Hackett estimates that means companies are likely not separating those components out of the crude before shipment.

"If you are in the middle of North Dakota you've got nowhere to put it but in the crude so that's why it's more flammable than people would expect," said Hackett.

But Hackett believes by the time the Kern projects go online, the problem will be fixed.

"I bet it happens next year. I bet it happens soon because there's more crude to move by rail out there," said Hackett.

The Kern County Fire Department said it is not specifically preparing for these projects.

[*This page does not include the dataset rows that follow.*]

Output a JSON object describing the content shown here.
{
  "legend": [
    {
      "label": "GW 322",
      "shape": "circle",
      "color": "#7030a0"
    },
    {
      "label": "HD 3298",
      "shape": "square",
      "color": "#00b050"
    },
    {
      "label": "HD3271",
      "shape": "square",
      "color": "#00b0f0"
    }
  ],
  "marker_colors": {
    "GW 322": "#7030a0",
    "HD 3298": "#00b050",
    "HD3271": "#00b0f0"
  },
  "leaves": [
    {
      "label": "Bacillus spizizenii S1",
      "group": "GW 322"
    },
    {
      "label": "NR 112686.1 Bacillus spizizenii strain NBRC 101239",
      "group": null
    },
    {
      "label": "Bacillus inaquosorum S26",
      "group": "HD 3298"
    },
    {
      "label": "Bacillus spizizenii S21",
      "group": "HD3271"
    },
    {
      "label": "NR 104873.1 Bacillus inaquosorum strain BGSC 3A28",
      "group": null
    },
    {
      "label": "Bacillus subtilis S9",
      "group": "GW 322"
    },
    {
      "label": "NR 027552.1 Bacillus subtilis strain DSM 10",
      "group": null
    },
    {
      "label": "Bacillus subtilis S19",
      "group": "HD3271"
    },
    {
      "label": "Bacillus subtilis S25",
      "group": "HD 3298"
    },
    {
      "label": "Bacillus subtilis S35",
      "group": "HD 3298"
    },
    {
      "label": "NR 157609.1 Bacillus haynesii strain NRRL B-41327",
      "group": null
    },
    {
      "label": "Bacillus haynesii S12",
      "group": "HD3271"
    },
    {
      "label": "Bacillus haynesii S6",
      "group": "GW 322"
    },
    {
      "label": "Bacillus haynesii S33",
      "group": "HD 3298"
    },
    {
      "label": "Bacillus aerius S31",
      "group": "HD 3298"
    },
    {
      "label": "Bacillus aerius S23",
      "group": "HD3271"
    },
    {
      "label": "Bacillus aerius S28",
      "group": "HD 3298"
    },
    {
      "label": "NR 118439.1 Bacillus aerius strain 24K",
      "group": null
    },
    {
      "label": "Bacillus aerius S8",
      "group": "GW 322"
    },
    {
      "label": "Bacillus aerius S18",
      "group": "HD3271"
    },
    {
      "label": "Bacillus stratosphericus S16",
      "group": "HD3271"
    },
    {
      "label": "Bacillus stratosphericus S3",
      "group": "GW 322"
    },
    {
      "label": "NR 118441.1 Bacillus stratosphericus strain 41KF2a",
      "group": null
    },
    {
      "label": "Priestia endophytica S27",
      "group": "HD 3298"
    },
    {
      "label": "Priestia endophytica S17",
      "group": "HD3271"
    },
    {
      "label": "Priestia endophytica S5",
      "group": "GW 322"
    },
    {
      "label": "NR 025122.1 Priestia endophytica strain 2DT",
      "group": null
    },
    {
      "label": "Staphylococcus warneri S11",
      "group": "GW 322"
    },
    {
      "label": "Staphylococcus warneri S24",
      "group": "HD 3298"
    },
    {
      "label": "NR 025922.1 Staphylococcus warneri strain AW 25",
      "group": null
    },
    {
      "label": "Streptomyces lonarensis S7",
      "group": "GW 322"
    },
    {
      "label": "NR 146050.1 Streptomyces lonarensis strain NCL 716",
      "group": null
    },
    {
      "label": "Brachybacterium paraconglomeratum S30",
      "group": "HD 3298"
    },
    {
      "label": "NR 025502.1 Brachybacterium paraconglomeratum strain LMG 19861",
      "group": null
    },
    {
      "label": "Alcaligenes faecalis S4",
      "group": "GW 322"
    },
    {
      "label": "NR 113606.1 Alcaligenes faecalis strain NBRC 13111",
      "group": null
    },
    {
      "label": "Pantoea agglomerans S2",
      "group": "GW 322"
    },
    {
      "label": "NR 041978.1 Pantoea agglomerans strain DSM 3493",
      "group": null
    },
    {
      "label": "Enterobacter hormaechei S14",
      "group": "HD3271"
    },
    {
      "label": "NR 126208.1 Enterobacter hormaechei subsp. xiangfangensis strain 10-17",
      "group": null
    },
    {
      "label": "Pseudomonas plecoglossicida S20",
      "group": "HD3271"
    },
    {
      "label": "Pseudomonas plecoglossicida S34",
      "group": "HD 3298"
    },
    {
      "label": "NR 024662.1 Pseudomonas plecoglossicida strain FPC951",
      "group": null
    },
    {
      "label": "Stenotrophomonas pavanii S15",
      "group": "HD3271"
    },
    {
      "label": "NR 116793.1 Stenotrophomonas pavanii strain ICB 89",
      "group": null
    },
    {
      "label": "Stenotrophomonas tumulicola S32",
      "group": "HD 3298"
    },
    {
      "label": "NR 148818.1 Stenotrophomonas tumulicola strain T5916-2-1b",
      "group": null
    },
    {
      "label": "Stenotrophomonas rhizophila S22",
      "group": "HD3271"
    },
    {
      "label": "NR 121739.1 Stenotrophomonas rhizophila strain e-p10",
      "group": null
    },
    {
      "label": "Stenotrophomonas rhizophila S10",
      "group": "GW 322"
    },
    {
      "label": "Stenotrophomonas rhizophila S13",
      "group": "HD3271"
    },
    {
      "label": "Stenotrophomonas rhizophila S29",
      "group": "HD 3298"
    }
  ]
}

But said it does practice train safety on rail cars annually.

"We train across the board on every kind of eventuality that we can possibly think of and I think that we as an organization are very prepared to deal with anything we are faced with," said Sean Collins of the Kern County Fire Department.

Railroad companies involved in the Taft project (Union Pacific, BNSF, and the San Joaquin Valley Railroad) say they are working to make their lines crude ready.

"If this Plains All American project comes online there are a number of things that will have to take place as far as infrastructure and we are part of those conversations," said Aaron Hunt of Union Pacific.

There's also a concern about the construction of the tankers that carry crude by rail. They're called DOT 111's. In March of 2012, the U.S. National Transportation Safety Board crafted new safety guidelines that would include double hulled cars to make them more puncture resistant but the Department of Transportation has yet to adopt the measures.

"There's some kind of a mismatch of the design of the rail cars and the products they're putting on them," said Hackett.

In addition to this concern, there is also an excitement among industry insiders who said these two projects could decrease the state's dependence on foreign oil and possibly lower gas prices.